For those who think there ought to be some substance and objectivity in the mediawhen covering sports, it has only gotten worse.
. . . .
Team broadcasters, once hired by the media outlets to be fair and impartial in their coverage, find themselves working for teams owned by the media outlets. The issue of broadcasters cheerleading in the booth for “your” team simmers.

When the players don’t like what they — or more likely what their wives — hear they complain publicly or to team officials. The broadcasters are caught in the middle with little support from the people for whom they work.
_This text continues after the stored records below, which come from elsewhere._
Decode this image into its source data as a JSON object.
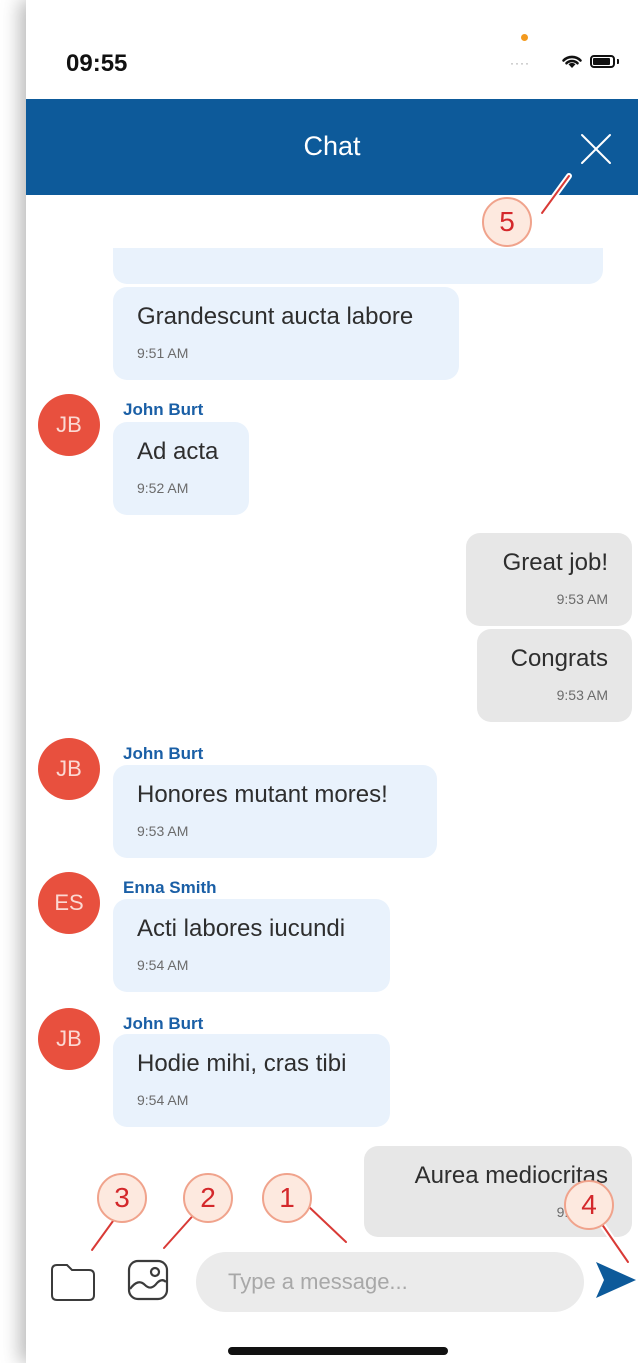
{
  "status_bar": {
    "time": "09:55"
  },
  "header": {
    "title": "Chat"
  },
  "messages": [
    {
      "direction": "in",
      "text": "Grandescunt aucta labore",
      "time": "9:51 AM"
    },
    {
      "direction": "in",
      "sender": "John Burt",
      "initials": "JB",
      "text": "Ad acta",
      "time": "9:52 AM"
    },
    {
      "direction": "out",
      "text": "Great job!",
      "time": "9:53 AM"
    },
    {
      "direction": "out",
      "text": "Congrats",
      "time": "9:53 AM"
    },
    {
      "direction": "in",
      "sender": "John Burt",
      "initials": "JB",
      "text": "Honores mutant mores!",
      "time": "9:53 AM"
    },
    {
      "direction": "in",
      "sender": "Enna Smith",
      "initials": "ES",
      "text": "Acti labores iucundi",
      "time": "9:54 AM"
    },
    {
      "direction": "in",
      "sender": "John Burt",
      "initials": "JB",
      "text": "Hodie mihi, cras tibi",
      "time": "9:54 AM"
    },
    {
      "direction": "out",
      "text": "Aurea mediocritas",
      "time": "9:55 AM"
    }
  ],
  "composer": {
    "placeholder": "Type a message...",
    "value": ""
  },
  "callouts": [
    "1",
    "2",
    "3",
    "4",
    "5"
  ],
  "colors": {
    "header": "#0d5a9a",
    "incoming_bubble": "#e9f2fc",
    "outgoing_bubble": "#e7e7e7",
    "avatar": "#e8503e",
    "sender_name": "#1a5fa6",
    "send_arrow": "#0d5a9a"
  }
}
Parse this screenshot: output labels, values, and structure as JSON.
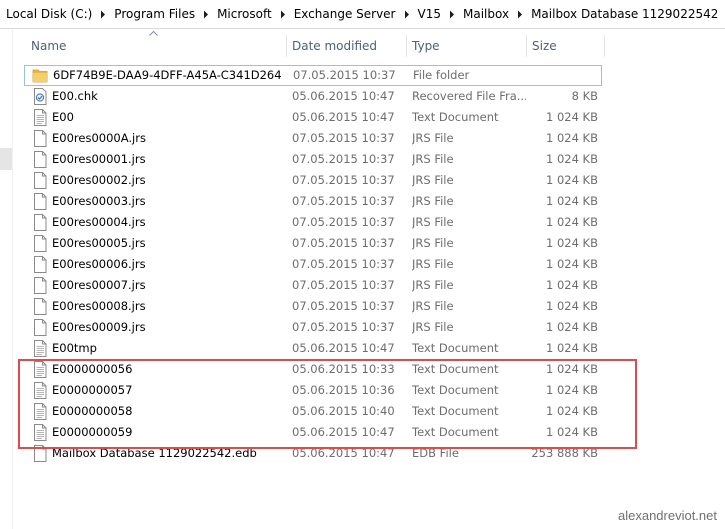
{
  "breadcrumb": [
    "Local Disk (C:)",
    "Program Files",
    "Microsoft",
    "Exchange Server",
    "V15",
    "Mailbox",
    "Mailbox Database 1129022542"
  ],
  "columns": {
    "name": "Name",
    "date": "Date modified",
    "type": "Type",
    "size": "Size"
  },
  "files": [
    {
      "name": "6DF74B9E-DAA9-4DFF-A45A-C341D2646...",
      "date": "07.05.2015 10:37",
      "type": "File folder",
      "size": "",
      "icon": "folder-icon"
    },
    {
      "name": "E00.chk",
      "date": "05.06.2015 10:47",
      "type": "Recovered File Fra...",
      "size": "8 KB",
      "icon": "chk-file-icon"
    },
    {
      "name": "E00",
      "date": "05.06.2015 10:47",
      "type": "Text Document",
      "size": "1 024 KB",
      "icon": "document-icon"
    },
    {
      "name": "E00res0000A.jrs",
      "date": "07.05.2015 10:37",
      "type": "JRS File",
      "size": "1 024 KB",
      "icon": "file-icon"
    },
    {
      "name": "E00res00001.jrs",
      "date": "07.05.2015 10:37",
      "type": "JRS File",
      "size": "1 024 KB",
      "icon": "file-icon"
    },
    {
      "name": "E00res00002.jrs",
      "date": "07.05.2015 10:37",
      "type": "JRS File",
      "size": "1 024 KB",
      "icon": "file-icon"
    },
    {
      "name": "E00res00003.jrs",
      "date": "07.05.2015 10:37",
      "type": "JRS File",
      "size": "1 024 KB",
      "icon": "file-icon"
    },
    {
      "name": "E00res00004.jrs",
      "date": "07.05.2015 10:37",
      "type": "JRS File",
      "size": "1 024 KB",
      "icon": "file-icon"
    },
    {
      "name": "E00res00005.jrs",
      "date": "07.05.2015 10:37",
      "type": "JRS File",
      "size": "1 024 KB",
      "icon": "file-icon"
    },
    {
      "name": "E00res00006.jrs",
      "date": "07.05.2015 10:37",
      "type": "JRS File",
      "size": "1 024 KB",
      "icon": "file-icon"
    },
    {
      "name": "E00res00007.jrs",
      "date": "07.05.2015 10:37",
      "type": "JRS File",
      "size": "1 024 KB",
      "icon": "file-icon"
    },
    {
      "name": "E00res00008.jrs",
      "date": "07.05.2015 10:37",
      "type": "JRS File",
      "size": "1 024 KB",
      "icon": "file-icon"
    },
    {
      "name": "E00res00009.jrs",
      "date": "07.05.2015 10:37",
      "type": "JRS File",
      "size": "1 024 KB",
      "icon": "file-icon"
    },
    {
      "name": "E00tmp",
      "date": "05.06.2015 10:47",
      "type": "Text Document",
      "size": "1 024 KB",
      "icon": "document-icon"
    },
    {
      "name": "E0000000056",
      "date": "05.06.2015 10:33",
      "type": "Text Document",
      "size": "1 024 KB",
      "icon": "document-icon"
    },
    {
      "name": "E0000000057",
      "date": "05.06.2015 10:36",
      "type": "Text Document",
      "size": "1 024 KB",
      "icon": "document-icon"
    },
    {
      "name": "E0000000058",
      "date": "05.06.2015 10:40",
      "type": "Text Document",
      "size": "1 024 KB",
      "icon": "document-icon"
    },
    {
      "name": "E0000000059",
      "date": "05.06.2015 10:47",
      "type": "Text Document",
      "size": "1 024 KB",
      "icon": "document-icon"
    },
    {
      "name": "Mailbox Database 1129022542.edb",
      "date": "05.06.2015 10:47",
      "type": "EDB File",
      "size": "253 888 KB",
      "icon": "file-icon"
    }
  ],
  "watermark": "alexandreviot.net",
  "colors": {
    "highlight": "#e04a4a",
    "header_text": "#4c607a",
    "focus_border": "#99c1e6"
  }
}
Thorne misses something in his analysis: Chip & Steve were not criticizing the Cubs’ play as “objective” journalists, but were criticizing them as biased journalists. That is, as fan-journalists. We know this because Chip & Steve have never purported to be objective observers. Instead, they cheer when things go good. They root for things to go well. There’s a disappointment in their voice and commentary when things go poorly. (They’re not exactly Ron Santo in that regard. But then again, no one is.) And that has been the circumstance under which Chip & Steve (and before that Harry & Steve) have broadcasted for a long time, not just recently.
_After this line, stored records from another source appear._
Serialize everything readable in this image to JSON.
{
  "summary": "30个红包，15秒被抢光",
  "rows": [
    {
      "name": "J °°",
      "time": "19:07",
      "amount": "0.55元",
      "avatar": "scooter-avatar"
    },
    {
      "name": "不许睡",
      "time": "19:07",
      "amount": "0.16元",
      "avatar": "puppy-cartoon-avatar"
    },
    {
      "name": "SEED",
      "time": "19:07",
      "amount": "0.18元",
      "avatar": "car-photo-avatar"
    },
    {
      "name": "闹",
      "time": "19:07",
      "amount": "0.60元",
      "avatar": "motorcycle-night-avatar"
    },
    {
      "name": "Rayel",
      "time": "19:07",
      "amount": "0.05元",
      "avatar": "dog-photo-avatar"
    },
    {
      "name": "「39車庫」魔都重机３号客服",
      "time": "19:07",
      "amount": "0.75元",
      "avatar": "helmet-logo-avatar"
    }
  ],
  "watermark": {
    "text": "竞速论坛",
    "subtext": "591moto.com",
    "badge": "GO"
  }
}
In other words, Thorne is lamenting the attempted stifling of something that doesn’t exist anyway.

But this is just an intro into Thorne’s main lament, with Barry Bonds as the antagonist: Players trying to control what is written and spoken about them by limiting the media’s access to them. Thorne thinks that is downright an affront to liberty:

While the players have a right to do whatever business they wish over the Internet, all professional sports should require players be available to the press to deal with real issues and everyday stories.Athletes are public figures and the free press has a right to question them, even if the response is “no comment.”

This overstates the right of the free press. The press’s freedom doesn’t come at the expense of personal freedom. While the media has a right to ask questions (and write and speak what they want within the bounds of truth), they don’t have the right of access to people who do not want to answer—or even listen—to those questions. (Thorne, as a former lawyer, should know this.) Of course, teams could require as a condition of employment that players make themselves available to the media while in the clubhouse, within the bounds of the player’s employment contract and the collective bargaining agreement, but that is a policy matter, not a constitutional one. Thorne can argue that Bonds should make himself available to the media, but it is an illegitimate argument that Bonds must make himself available.